L’assegnazione della casa familiare
di Gabriella Orsi – Avvocato
Diritto&Diritti
“Il godimento della casa familiare è attribuito tenendo prioritariamente conto dell’interesse dei figli. Dell’assegnazione il giudice tiene conto nella regolazione dei rapporti economici tra i genitori, considerato l’eventuale titolo di proprietà. Il diritto al godimento della casa familiare viene meno nel caso che l’assegnatario non abiti o cessi di abitare stabilmente nella casa familiare o conviva more uxorio o contragga nuovo matrimonio. Il provvedimento di assegnazione e quello di revoca sono trascrivibili e opponibili a terzi ai sensi dell’art. 2643 c.c.” (art. 155–quater, co.1,c.c.).
L’assegnazione della casa familiare viene generalmente disposta dall’autorità giudiziaria – in via provvisoria con i provvedimenti presidenziali; in via definitiva con la sentenza che definisce il giudizio – a favore al genitore cui sono affidati i figli o al genitore collocatario, vale a dire il genitore presso il quale i figli andranno ad abitare stabilmente ed in via prevalente.

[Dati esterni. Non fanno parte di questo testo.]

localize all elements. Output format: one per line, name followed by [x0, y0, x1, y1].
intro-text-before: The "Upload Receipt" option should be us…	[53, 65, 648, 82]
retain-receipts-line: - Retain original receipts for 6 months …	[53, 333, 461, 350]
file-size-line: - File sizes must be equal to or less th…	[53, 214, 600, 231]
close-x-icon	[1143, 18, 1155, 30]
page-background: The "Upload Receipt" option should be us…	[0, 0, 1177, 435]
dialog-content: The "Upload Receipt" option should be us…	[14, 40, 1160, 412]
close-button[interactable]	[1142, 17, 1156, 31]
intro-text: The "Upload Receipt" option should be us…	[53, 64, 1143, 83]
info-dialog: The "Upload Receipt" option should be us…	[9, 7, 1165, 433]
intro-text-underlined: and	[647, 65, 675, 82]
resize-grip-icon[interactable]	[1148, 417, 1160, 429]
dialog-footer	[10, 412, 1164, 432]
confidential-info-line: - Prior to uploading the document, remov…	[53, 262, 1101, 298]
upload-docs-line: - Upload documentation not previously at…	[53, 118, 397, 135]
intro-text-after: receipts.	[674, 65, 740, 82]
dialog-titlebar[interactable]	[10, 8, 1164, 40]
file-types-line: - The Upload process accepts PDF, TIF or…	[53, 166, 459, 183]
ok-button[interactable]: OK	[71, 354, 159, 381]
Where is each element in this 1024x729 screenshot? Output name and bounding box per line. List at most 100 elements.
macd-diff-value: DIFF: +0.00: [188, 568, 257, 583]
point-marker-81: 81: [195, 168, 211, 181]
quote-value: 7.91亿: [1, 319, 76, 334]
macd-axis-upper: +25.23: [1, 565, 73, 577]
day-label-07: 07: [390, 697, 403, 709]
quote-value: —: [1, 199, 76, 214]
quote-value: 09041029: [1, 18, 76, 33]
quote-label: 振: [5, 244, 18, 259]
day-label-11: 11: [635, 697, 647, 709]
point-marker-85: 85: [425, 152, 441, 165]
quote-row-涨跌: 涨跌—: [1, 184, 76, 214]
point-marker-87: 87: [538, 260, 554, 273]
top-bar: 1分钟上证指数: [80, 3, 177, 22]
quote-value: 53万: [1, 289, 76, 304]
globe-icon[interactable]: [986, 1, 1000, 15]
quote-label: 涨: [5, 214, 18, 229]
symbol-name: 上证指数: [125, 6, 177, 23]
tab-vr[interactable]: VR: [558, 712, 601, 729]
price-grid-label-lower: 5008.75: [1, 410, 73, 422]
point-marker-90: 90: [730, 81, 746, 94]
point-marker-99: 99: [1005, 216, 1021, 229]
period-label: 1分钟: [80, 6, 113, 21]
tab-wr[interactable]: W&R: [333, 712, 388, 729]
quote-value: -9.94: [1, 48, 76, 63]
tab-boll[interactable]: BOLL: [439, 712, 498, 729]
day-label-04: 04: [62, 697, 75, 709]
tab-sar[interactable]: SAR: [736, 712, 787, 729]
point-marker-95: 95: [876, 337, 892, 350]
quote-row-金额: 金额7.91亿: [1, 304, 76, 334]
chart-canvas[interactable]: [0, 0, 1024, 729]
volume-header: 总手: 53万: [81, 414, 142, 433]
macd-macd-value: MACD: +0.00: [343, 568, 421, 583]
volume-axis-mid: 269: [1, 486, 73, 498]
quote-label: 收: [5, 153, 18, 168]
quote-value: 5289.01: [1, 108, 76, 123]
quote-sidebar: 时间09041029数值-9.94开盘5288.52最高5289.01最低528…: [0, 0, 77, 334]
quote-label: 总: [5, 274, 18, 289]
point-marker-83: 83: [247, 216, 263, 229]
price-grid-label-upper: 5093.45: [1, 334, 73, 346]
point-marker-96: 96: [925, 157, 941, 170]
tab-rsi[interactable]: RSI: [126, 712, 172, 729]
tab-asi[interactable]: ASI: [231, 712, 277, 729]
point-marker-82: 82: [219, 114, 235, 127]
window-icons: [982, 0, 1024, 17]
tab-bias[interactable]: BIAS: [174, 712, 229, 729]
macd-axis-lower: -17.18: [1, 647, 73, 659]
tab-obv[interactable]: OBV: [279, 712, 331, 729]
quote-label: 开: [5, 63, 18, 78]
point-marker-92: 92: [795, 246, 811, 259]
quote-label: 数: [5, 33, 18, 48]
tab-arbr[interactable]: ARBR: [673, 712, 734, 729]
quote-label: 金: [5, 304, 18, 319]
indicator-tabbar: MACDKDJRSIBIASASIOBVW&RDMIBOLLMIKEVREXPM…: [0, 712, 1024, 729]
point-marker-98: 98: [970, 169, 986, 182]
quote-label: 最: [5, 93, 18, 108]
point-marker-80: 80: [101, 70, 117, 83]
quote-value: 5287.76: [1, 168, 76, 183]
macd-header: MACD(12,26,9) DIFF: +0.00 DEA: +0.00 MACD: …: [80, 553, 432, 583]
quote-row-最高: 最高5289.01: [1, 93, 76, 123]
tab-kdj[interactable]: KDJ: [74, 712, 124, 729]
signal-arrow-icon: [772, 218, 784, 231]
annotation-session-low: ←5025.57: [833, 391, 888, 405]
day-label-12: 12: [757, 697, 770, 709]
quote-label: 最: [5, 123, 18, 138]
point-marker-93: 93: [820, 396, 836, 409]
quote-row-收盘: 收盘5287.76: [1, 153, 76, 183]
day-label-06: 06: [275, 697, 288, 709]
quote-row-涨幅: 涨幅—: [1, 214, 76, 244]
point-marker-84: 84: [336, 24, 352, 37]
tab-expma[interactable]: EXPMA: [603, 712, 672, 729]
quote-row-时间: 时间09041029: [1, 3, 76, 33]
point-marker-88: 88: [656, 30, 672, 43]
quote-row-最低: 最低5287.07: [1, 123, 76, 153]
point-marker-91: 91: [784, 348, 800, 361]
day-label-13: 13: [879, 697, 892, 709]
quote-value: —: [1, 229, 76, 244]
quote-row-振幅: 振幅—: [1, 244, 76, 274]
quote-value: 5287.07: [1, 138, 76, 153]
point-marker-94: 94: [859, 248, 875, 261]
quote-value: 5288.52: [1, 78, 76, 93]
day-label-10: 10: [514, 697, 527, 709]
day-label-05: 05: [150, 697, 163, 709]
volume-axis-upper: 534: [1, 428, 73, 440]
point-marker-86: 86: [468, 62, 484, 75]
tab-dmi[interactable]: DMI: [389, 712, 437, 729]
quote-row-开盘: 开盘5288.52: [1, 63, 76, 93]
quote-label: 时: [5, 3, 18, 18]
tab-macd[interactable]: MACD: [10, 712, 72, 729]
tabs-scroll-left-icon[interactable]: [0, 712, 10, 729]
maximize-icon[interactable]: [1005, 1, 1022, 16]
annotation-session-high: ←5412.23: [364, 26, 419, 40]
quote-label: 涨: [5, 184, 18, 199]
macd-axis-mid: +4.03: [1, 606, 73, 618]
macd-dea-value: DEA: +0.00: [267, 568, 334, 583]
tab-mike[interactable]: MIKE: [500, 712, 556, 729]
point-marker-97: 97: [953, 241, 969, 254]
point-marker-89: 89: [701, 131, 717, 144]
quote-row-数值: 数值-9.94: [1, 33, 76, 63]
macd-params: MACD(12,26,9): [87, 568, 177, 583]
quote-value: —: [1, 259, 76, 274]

L’assegnazione della casa familiare assolve alla funzione di conservare l’habitat domestico dei figli minori o non economicamente autosufficienti, inteso come centro degli affetti, degli interessi e di aggregazione della famiglia. Pertanto, esula dal concetto di casa familiare qualsiasi altro bene immobile del quale la famiglia abbia avuto la disponibilità ed usufruito solo saltuariamente. L’assegnazione imprime un vincolo di destinazione alla casa coniugale, il cui rispetto s’impone anche al coniuge beneficiario, che non potrà mutarne la destinazione di residenza familiare, in quanto detta assegnazione è disposta nell’esclusivo interesse dei figli. Il provvedimento spiega i suoi effetti sino a quando i figli non diventano economicamente autosufficienti ed è suscettibile di revoca nelle ipotesi normativamente previste. Come in precedenza evidenziato, il godimento della casa familiare postula l’affidamento dei figli minori o la convivenza con i figli maggiorenni non ancora autosufficienti, su quest’ultimo aspetto è tornata a pronunciarsi di recente la giurisprudenza chiarendo la portata del concetto “della convivenza e della residenza del figlio maggiorenne”. In particolare, è stato precisato che la nozione di convivenza, rilevante ai fini dell’assegnazione della casa familiare, richiede la stabile dimora del figlio presso l’abitazione di uno dei genitori, con eventuali allontanamenti sporadici e per brevi periodi, e con l’esclusione, quindi, dell’ipotesi di saltuario ritorno presso detta abitazione per il fine settimana, ipotesi nella quale si configura un rapporto di mera ospitalità. Pertanto, il trasferimento di fatto della residenza di un figlio maggiorenne, non economicamente autosufficiente, è stato ritenuto come valido elemento di caducazione del vincolo di assegnazione della casa familiare, con conseguente diritto del coniuge non assegnatario di adire l’autorità giudiziaria per conseguire la formale modifica del provvedimento e, quindi, la restituzione dell’unità immobiliare.”